ADI is also actively committed to achieving environmentally sustainable development goals, including achieving zero net emissions by 2050, carbon neutrality by 2030, reducing CO2 and CO2e emissions, and reducing water consumption of all facilities by half by 2030.
Therefore, in the near future, we will all feel good about driving environmentally-friendly EVs. What is even more gratifying is that EV batteries will be reborn in second life and continue to play a role in future vehicles, ESSs, or other applications.
wBMS system specially designed to meet battery management requirements
ADI's wBMS is a special solution tailored to meet the requirements of high reliability and low latency of automotive battery management systems. wBMS networks can provide robust connectivity for monitoring battery cells and controlling the balanced current in EVs or other large ESSs.
wBMS consists of software developed by ADI, which resides on a specially developed system-on-chip. This low-power integrated system-on-chip includes a 2.4 GHz ISM band radio and an embedded microcontroller (MCU) subsystem. These devices can provide wireless communication between the battery cell monitoring chip and the battery management system controller (BMS controller).

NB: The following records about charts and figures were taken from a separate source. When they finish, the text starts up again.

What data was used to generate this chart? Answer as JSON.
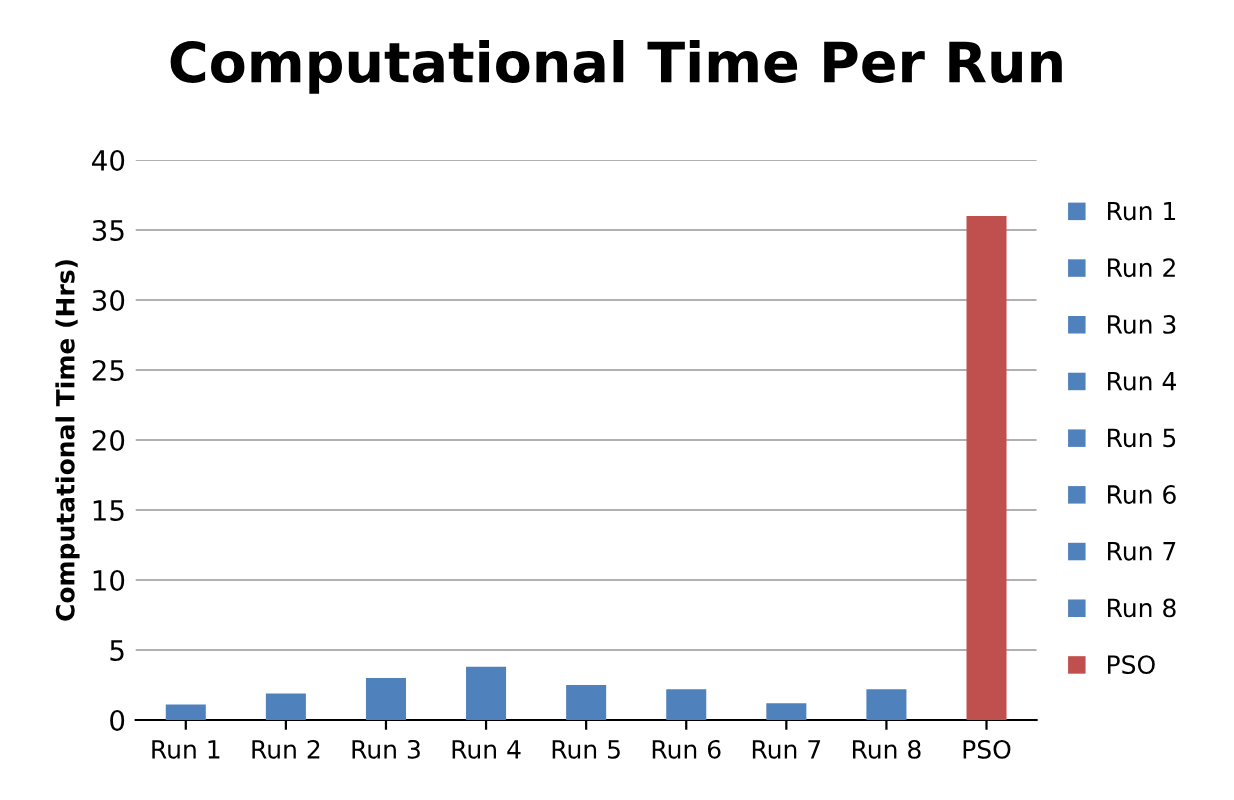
{
  "chart_data": {
    "type": "bar",
    "title": "Computational Time Per Run",
    "ylabel": "Computational Time (Hrs)",
    "categories": [
      "Run 1",
      "Run 2",
      "Run 3",
      "Run 4",
      "Run 5",
      "Run 6",
      "Run 7",
      "Run 8",
      "PSO"
    ],
    "series": [
      {
        "name": "Run 1",
        "color": "#4f81bd",
        "values": [
          1.1,
          null,
          null,
          null,
          null,
          null,
          null,
          null,
          null
        ]
      },
      {
        "name": "Run 2",
        "color": "#4f81bd",
        "values": [
          null,
          1.9,
          null,
          null,
          null,
          null,
          null,
          null,
          null
        ]
      },
      {
        "name": "Run 3",
        "color": "#4f81bd",
        "values": [
          null,
          null,
          3.0,
          null,
          null,
          null,
          null,
          null,
          null
        ]
      },
      {
        "name": "Run 4",
        "color": "#4f81bd",
        "values": [
          null,
          null,
          null,
          3.8,
          null,
          null,
          null,
          null,
          null
        ]
      },
      {
        "name": "Run 5",
        "color": "#4f81bd",
        "values": [
          null,
          null,
          null,
          null,
          2.5,
          null,
          null,
          null,
          null
        ]
      },
      {
        "name": "Run 6",
        "color": "#4f81bd",
        "values": [
          null,
          null,
          null,
          null,
          null,
          2.2,
          null,
          null,
          null
        ]
      },
      {
        "name": "Run 7",
        "color": "#4f81bd",
        "values": [
          null,
          null,
          null,
          null,
          null,
          null,
          1.2,
          null,
          null
        ]
      },
      {
        "name": "Run 8",
        "color": "#4f81bd",
        "values": [
          null,
          null,
          null,
          null,
          null,
          null,
          null,
          2.2,
          null
        ]
      },
      {
        "name": "PSO",
        "color": "#c0504d",
        "values": [
          null,
          null,
          null,
          null,
          null,
          null,
          null,
          null,
          36
        ]
      }
    ],
    "ylim": [
      0,
      40
    ],
    "yticks": [
      0,
      5,
      10,
      15,
      20,
      25,
      30,
      35,
      40
    ],
    "grid": "y",
    "legend": "right"
  }
}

ADI's wBMS devices include a low-power 2.4 GHz wireless system-on-chip ADRF8801 and ADRF8851, as well as a low-power 2.4 GHz wBMS node ADRF8800 and 2.4 GHz low-power wBMS manager ADRF8850, which will meet various battery management requirements of EVs. ADI's wBMS devices will reduce the material cost, increase the design flexibility, effectively promote the mass production of EVs, make them more competitive than traditional internal combustion engine vehicles, and provide a key boost for realizing the future of renewable energy.
Conclusion
Although EVs emphasize lower carbon emissions and more environmental protection than fuel vehicles, if the problem of battery reuse and recycling cannot be solved, the goal of environmentally sustainable development will not actually be achieved. Through wBMS technology, the efficiency of battery reuse and recycling can be improved, and the cost of EVs can be indirectly reduced, which will be an important key to the development of EVs, and ADI's wBMS solution will play an important role in battery second life.